La définition de la notion de couverture pourrait également évoluer. Elle est aujourd'hui mesurée avec précision et selon une méthodologie rigoureuse, mais dans des conditions qui ne correspondent pas toujours aux usages. L'ARCEP a engagé une réflexion sur les évolutions à apporter afin, notamment, de mieux prendre en compte la couverture à l'intérieur des bâtiments ainsi que dans les zones d'intérêt économique et touristique, préoccupation exprimée dans les récents rapports des sénateurs Sido et Maurey.

C. Au total, le paysage du très haut débit commence donc à se dessiner et je voudrais vous en donner une première illustration.

Voici deux cartes (qui vous seront distribuées à la fin de la séance). Elles illustrent, pour le fixe et pour le mobile, la couverture qui peut être attendue en 2020. Pour le fixe, sont représentés les réseaux à très haut débit des opérateurs existants ou programmés et les principaux RIP à très haut débit effectivement lancés. Pour le mobile, la carte représente la zone de déploiement prioritaire prévue dans les licences pour les fréquences de la bande 800 Mhz. Les DOM n'apparaissent pas, car ils font l'objet de travaux spécifiques et présentant des rythmes de déploiement distincts. Mais nous ne les oublions pas.

Superposons ces deux cartes.

Vous pouvez constater que, sur la base des projets connus à ce jour, la couverture potentielle en très haut débit est déjà très importante, d'autant que, pour le mobile, il faut rajouter à la zone de déploiement prioritaire (gris foncé) les déploiements que les opérateurs réaliseront d'eux-mêmes pour couvrir les zones semi-denses (figurées en gris clair) qui feront l'objet, en outre, s'agissant du très haut débit fixe, soit de réseaux d'initiative publique, soit de la seconde vague de projets des opérateurs privés qui seront donc engagés après 2015.

La montée vers le très haut débit est donc bien engagée. Il reste cependant beaucoup à faire et il n'y a donc pas lieu de relâcher notre vigilance. Le moment n'est pas venu d'opposer projets publics et projets privés mais de conjuguer les efforts de tous.

Je souhaiterais conclure en vous soumettant quelques pistes de questions à approfondir pendant les débats de ce matin.
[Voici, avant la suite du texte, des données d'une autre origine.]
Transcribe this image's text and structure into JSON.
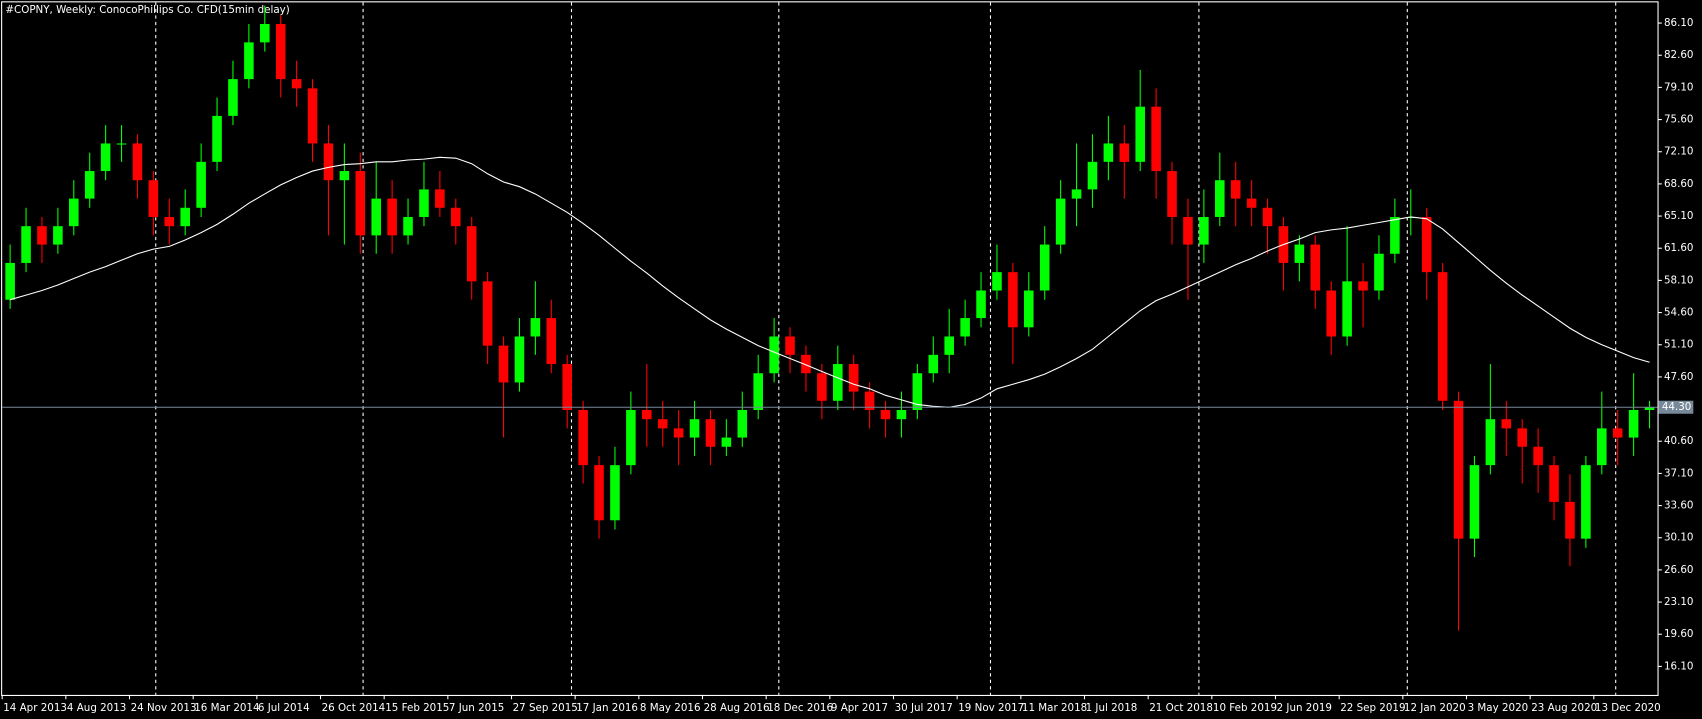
{
  "chart_data": {
    "type": "candlestick",
    "title": "#COPNY, Weekly:  ConocoPhillips Co. CFD(15min delay)",
    "categories": [
      "14 Apr 2013",
      null,
      null,
      null,
      "4 Aug 2013",
      null,
      null,
      null,
      "24 Nov 2013",
      null,
      null,
      null,
      "16 Mar 2014",
      null,
      null,
      null,
      "6 Jul 2014",
      null,
      null,
      null,
      "26 Oct 2014",
      null,
      null,
      null,
      "15 Feb 2015",
      null,
      null,
      null,
      "7 Jun 2015",
      null,
      null,
      null,
      "27 Sep 2015",
      null,
      null,
      null,
      "17 Jan 2016",
      null,
      null,
      null,
      "8 May 2016",
      null,
      null,
      null,
      "28 Aug 2016",
      null,
      null,
      null,
      "18 Dec 2016",
      null,
      null,
      null,
      "9 Apr 2017",
      null,
      null,
      null,
      "30 Jul 2017",
      null,
      null,
      null,
      "19 Nov 2017",
      null,
      null,
      null,
      "11 Mar 2018",
      null,
      null,
      null,
      "1 Jul 2018",
      null,
      null,
      null,
      "21 Oct 2018",
      null,
      null,
      null,
      "10 Feb 2019",
      null,
      null,
      null,
      "2 Jun 2019",
      null,
      null,
      null,
      "22 Sep 2019",
      null,
      null,
      null,
      "12 Jan 2020",
      null,
      null,
      null,
      "3 May 2020",
      null,
      null,
      null,
      "23 Aug 2020",
      null,
      null,
      null,
      "13 Dec 2020",
      null,
      null,
      null
    ],
    "open": [
      56,
      60,
      64,
      62,
      64,
      67,
      70,
      73,
      73,
      69,
      65,
      64,
      66,
      71,
      76,
      80,
      84,
      86,
      80,
      79,
      73,
      69,
      70,
      63,
      67,
      63,
      65,
      68,
      66,
      64,
      58,
      51,
      47,
      52,
      54,
      49,
      44,
      38,
      32,
      38,
      44,
      43,
      42,
      41,
      43,
      40,
      41,
      44,
      48,
      52,
      50,
      48,
      45,
      49,
      46,
      44,
      43,
      44,
      48,
      50,
      52,
      54,
      57,
      59,
      53,
      57,
      62,
      67,
      68,
      71,
      73,
      71,
      77,
      70,
      65,
      62,
      65,
      69,
      67,
      66,
      64,
      60,
      62,
      57,
      52,
      58,
      57,
      61,
      65,
      65,
      59,
      45,
      30,
      38,
      43,
      42,
      40,
      38,
      34,
      30,
      38,
      42,
      41,
      44
    ],
    "high": [
      62,
      66,
      65,
      66,
      69,
      72,
      75,
      75,
      74,
      70,
      67,
      68,
      73,
      78,
      82,
      86,
      88,
      87,
      82,
      80,
      75,
      73,
      72,
      71,
      69,
      67,
      71,
      70,
      67,
      65,
      59,
      52,
      54,
      58,
      56,
      50,
      45,
      39,
      40,
      46,
      49,
      45,
      44,
      45,
      44,
      43,
      46,
      50,
      54,
      53,
      51,
      49,
      51,
      50,
      47,
      45,
      46,
      49,
      52,
      55,
      56,
      59,
      62,
      60,
      59,
      64,
      69,
      73,
      74,
      76,
      75,
      81,
      79,
      71,
      67,
      68,
      72,
      71,
      69,
      67,
      65,
      63,
      63,
      58,
      64,
      60,
      63,
      67,
      68,
      66,
      60,
      46,
      39,
      49,
      45,
      43,
      42,
      39,
      37,
      39,
      46,
      44,
      48,
      45
    ],
    "low": [
      55,
      59,
      60,
      61,
      63,
      66,
      69,
      71,
      67,
      63,
      62,
      63,
      65,
      70,
      75,
      79,
      83,
      78,
      77,
      71,
      63,
      62,
      61,
      61,
      61,
      62,
      64,
      65,
      62,
      56,
      49,
      41,
      46,
      50,
      48,
      42,
      36,
      30,
      31,
      37,
      40,
      40,
      38,
      39,
      38,
      39,
      40,
      43,
      47,
      48,
      46,
      43,
      44,
      44,
      42,
      41,
      41,
      43,
      47,
      48,
      51,
      53,
      56,
      49,
      52,
      56,
      61,
      64,
      66,
      69,
      67,
      70,
      67,
      62,
      56,
      60,
      64,
      64,
      64,
      61,
      57,
      58,
      55,
      50,
      51,
      53,
      56,
      60,
      63,
      56,
      44,
      20,
      28,
      37,
      39,
      36,
      35,
      32,
      27,
      29,
      37,
      38,
      39,
      42
    ],
    "close": [
      60,
      64,
      62,
      64,
      67,
      70,
      73,
      73,
      69,
      65,
      64,
      66,
      71,
      76,
      80,
      84,
      86,
      80,
      79,
      73,
      69,
      70,
      63,
      67,
      63,
      65,
      68,
      66,
      64,
      58,
      51,
      47,
      52,
      54,
      49,
      44,
      38,
      32,
      38,
      44,
      43,
      42,
      41,
      43,
      40,
      41,
      44,
      48,
      52,
      50,
      48,
      45,
      49,
      46,
      44,
      43,
      44,
      48,
      50,
      52,
      54,
      57,
      59,
      53,
      57,
      62,
      67,
      68,
      71,
      73,
      71,
      77,
      70,
      65,
      62,
      65,
      69,
      67,
      66,
      64,
      60,
      62,
      57,
      52,
      58,
      57,
      61,
      65,
      65,
      59,
      45,
      30,
      38,
      43,
      42,
      40,
      38,
      34,
      30,
      38,
      42,
      41,
      44,
      44.3
    ],
    "up_color": "#00ff00",
    "down_color": "#ff0000",
    "ma": {
      "color": "#ffffff",
      "values": [
        56,
        56.5,
        57,
        57.6,
        58.3,
        59,
        59.6,
        60.3,
        61,
        61.5,
        61.8,
        62.5,
        63.3,
        64.2,
        65.3,
        66.5,
        67.5,
        68.5,
        69.3,
        70,
        70.4,
        70.7,
        70.8,
        71,
        71,
        71.2,
        71.3,
        71.5,
        71.4,
        70.8,
        69.7,
        68.8,
        68.3,
        67.5,
        66.5,
        65.5,
        64.3,
        63,
        61.6,
        60.2,
        58.9,
        57.5,
        56.2,
        55,
        53.8,
        52.8,
        51.9,
        51,
        50.3,
        49.6,
        48.9,
        48.2,
        47.5,
        46.8,
        46.3,
        45.6,
        45.1,
        44.6,
        44.4,
        44.3,
        44.6,
        45.3,
        46.3,
        46.8,
        47.3,
        47.9,
        48.7,
        49.6,
        50.6,
        52,
        53.4,
        54.8,
        55.9,
        56.6,
        57.4,
        58.2,
        59,
        59.8,
        60.5,
        61.3,
        62,
        62.6,
        63.3,
        63.6,
        63.8,
        64.1,
        64.4,
        64.7,
        65,
        64.8,
        63.7,
        62.2,
        60.7,
        59.2,
        57.8,
        56.5,
        55.3,
        54.1,
        52.9,
        51.9,
        51.1,
        50.4,
        49.7,
        49.2
      ]
    },
    "price_line": {
      "value": 44.3,
      "label": "44.30",
      "color": "#778899"
    },
    "ylim": [
      13.0,
      88.35
    ],
    "yticks": [
      {
        "value": 86.1,
        "label": "86.10"
      },
      {
        "value": 82.6,
        "label": "82.60"
      },
      {
        "value": 79.1,
        "label": "79.10"
      },
      {
        "value": 75.6,
        "label": "75.60"
      },
      {
        "value": 72.1,
        "label": "72.10"
      },
      {
        "value": 68.6,
        "label": "68.60"
      },
      {
        "value": 65.1,
        "label": "65.10"
      },
      {
        "value": 61.6,
        "label": "61.60"
      },
      {
        "value": 58.1,
        "label": "58.10"
      },
      {
        "value": 54.6,
        "label": "54.60"
      },
      {
        "value": 51.1,
        "label": "51.10"
      },
      {
        "value": 47.6,
        "label": "47.60"
      },
      {
        "value": 40.6,
        "label": "40.60"
      },
      {
        "value": 37.1,
        "label": "37.10"
      },
      {
        "value": 33.6,
        "label": "33.60"
      },
      {
        "value": 30.1,
        "label": "30.10"
      },
      {
        "value": 26.6,
        "label": "26.60"
      },
      {
        "value": 23.1,
        "label": "23.10"
      },
      {
        "value": 19.6,
        "label": "19.60"
      },
      {
        "value": 16.1,
        "label": "16.10"
      }
    ]
  }
}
1 - Les élus attendent légitimement de la visibilité sur le calendrier des déploiements que les opérateurs ont annoncés. Il faut trouver des solutions concertées et réciproques pour y parvenir. J'ai formulé une suggestion : celle de conventions. Quelle portée leur donner ?

2 - Faut-il rendre la réalisation des SDTAN obligatoire ? L'ARCEP y est favorable car ils constituent un outil de planification essentiel pour définir une stratégie d'aménagement numérique cohérente.

3 - Le déploiement du FttH comme des réseaux 4G est déterminant pour les territoires, mais lorsque qu'aucun réseau de collecte performant n'est disponible, les débits risquent de ne pas être au rendez-vous. Il est donc essentiel de trouver une solution rapide pour équiper les territoires en réseaux de collecte. L'ARCEP a commencé à travailler sur ce sujet et nous serons attentifs aux discussions sur la question avant de rendre publiques des propositions.

4 - L'harmonisation des référentiels techniques, et notamment des systèmes d'information, permettra d'industrialiser les déploiements et la commercialisation de la fibre. Comment la faciliter et l'accélérer ?

5 - L'ARCEP, comme je l'ai déjà dit à plusieurs reprises, est favorable à l'alimentation pérenne du fonds d'aménagement numérique des territoires qui est prévu par la loi de décembre 2009 sur la lutte contre la fracture numérique. Quelles devraient être ses priorités ?
Ces questions correspondent à certains des sujets traités dans la proposition de loi déposée la semaine dernière par les sénateurs Hervé Maurey et Philippe Leroy.

Je souhaite que nos échanges, tout au long de cette matinée, soient francs et constructifs.